Peut-on faire du silence d’un homme sur les faits qui l’ont conduit en prison la condition de sa libération conditionnelle ? La loi le prévoit pour les infractions particulièrement graves dont les atteintes à la vie : parmi les conditions particulières que le juge peut imposer, figure celle de s’abstenir de toute intervention publique relative à l’infraction commise.
Jean-Marc Rouillan s’est exprimé dans une interview accordée à L’Express. Au journaliste qui lui demandait s’il regrettait les actes d’Action directe, et notamment l’assassinat de G. Besse, Rouillan fait une réponse ambiguë et ne se contente pas de dire qu’il n’a pas le droit de s’exprimer sur ce sujet. Que Rouillan ne soit pas un repenti ne peut étonner personne. Mais si, officiellement, nul n’exige cela de lui, c’est bien ce que l’on en attend, car un propos de Rouillan d’une autre nature n’aurait pas entraîné la même réaction.
Rouillan a parlé sans parler tout en parlant. Si l’on doit en tirer comme conséquence sa réincarcération, il faut dire clairement le discours que l’on veut entendre des membres d’Action directe.
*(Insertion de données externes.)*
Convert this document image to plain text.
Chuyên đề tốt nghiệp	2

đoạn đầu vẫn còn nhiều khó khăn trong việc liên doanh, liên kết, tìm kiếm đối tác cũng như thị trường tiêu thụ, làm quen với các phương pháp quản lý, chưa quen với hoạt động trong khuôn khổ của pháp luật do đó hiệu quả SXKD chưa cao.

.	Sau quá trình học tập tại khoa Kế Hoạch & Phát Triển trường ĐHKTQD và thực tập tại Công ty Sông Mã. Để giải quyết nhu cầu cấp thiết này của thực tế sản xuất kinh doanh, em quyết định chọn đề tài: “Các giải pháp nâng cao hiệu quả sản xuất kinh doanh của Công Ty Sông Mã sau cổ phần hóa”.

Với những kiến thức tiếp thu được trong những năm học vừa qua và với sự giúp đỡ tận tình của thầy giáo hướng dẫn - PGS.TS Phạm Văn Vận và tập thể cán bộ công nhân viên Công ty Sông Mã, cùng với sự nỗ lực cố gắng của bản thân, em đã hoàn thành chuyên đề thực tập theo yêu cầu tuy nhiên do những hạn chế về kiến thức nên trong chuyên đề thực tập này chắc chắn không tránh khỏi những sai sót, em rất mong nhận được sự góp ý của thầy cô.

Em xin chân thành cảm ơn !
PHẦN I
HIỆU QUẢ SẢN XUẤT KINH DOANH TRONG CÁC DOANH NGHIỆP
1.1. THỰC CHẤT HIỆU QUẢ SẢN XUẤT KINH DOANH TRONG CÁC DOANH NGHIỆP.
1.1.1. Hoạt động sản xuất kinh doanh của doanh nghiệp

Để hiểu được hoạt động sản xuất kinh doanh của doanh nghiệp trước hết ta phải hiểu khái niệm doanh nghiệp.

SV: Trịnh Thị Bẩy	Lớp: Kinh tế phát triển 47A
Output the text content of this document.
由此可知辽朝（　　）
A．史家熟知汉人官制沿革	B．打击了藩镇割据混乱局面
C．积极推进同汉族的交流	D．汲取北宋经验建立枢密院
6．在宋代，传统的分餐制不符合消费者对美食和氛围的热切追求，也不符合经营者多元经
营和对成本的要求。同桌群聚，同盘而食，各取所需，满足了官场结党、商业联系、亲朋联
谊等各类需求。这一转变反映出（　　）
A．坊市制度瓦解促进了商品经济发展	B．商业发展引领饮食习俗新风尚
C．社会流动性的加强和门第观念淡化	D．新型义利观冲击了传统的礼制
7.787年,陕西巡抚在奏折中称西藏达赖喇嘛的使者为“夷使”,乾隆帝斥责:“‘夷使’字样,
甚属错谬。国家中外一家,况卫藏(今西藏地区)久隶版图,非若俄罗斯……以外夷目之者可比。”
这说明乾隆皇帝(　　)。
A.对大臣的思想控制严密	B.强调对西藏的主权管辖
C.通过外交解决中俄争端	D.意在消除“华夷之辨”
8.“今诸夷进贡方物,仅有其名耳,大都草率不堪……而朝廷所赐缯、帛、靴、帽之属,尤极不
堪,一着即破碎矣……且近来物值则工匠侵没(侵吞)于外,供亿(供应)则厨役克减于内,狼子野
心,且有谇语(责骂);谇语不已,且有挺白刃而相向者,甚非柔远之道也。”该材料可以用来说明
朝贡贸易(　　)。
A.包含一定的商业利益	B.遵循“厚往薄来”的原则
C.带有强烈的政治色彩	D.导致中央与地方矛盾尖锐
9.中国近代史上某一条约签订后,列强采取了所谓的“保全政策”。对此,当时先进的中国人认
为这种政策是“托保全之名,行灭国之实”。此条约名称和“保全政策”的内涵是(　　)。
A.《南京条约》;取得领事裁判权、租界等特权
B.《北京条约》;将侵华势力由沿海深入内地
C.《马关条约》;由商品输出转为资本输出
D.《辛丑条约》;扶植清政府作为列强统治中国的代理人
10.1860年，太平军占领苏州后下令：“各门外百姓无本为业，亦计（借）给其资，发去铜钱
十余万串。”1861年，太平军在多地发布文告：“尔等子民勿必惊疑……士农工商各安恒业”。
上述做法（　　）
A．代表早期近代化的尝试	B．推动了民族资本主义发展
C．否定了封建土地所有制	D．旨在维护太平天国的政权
De simples paroles, même sujettes à interprétations, méritent-elles des années de prison alors qu’il a subi sa peine et que la justice a considéré qu’il remplissait les conditions nécessaires à une liberté conditionnelle, au demeurant très partielle, puisqu’il était astreint à dormir en prison ?
Jean-Marc Rouillan a été condamné pour les crimes commis ; le respect dû à ses victimes exige qu’il respecte certaines obligations. Ceci ne peut signifier qu’il soit interdit d’aborder cette période et notre société démocratique doit être suffisamment mûre pour ne pas être déstabilisée par des propos, fussent-ils difficiles à lire ou entendre. Mieux vaut appliquer l’interdiction légale de faire l’apologie d’un crime que d’interdire a priori toute expression.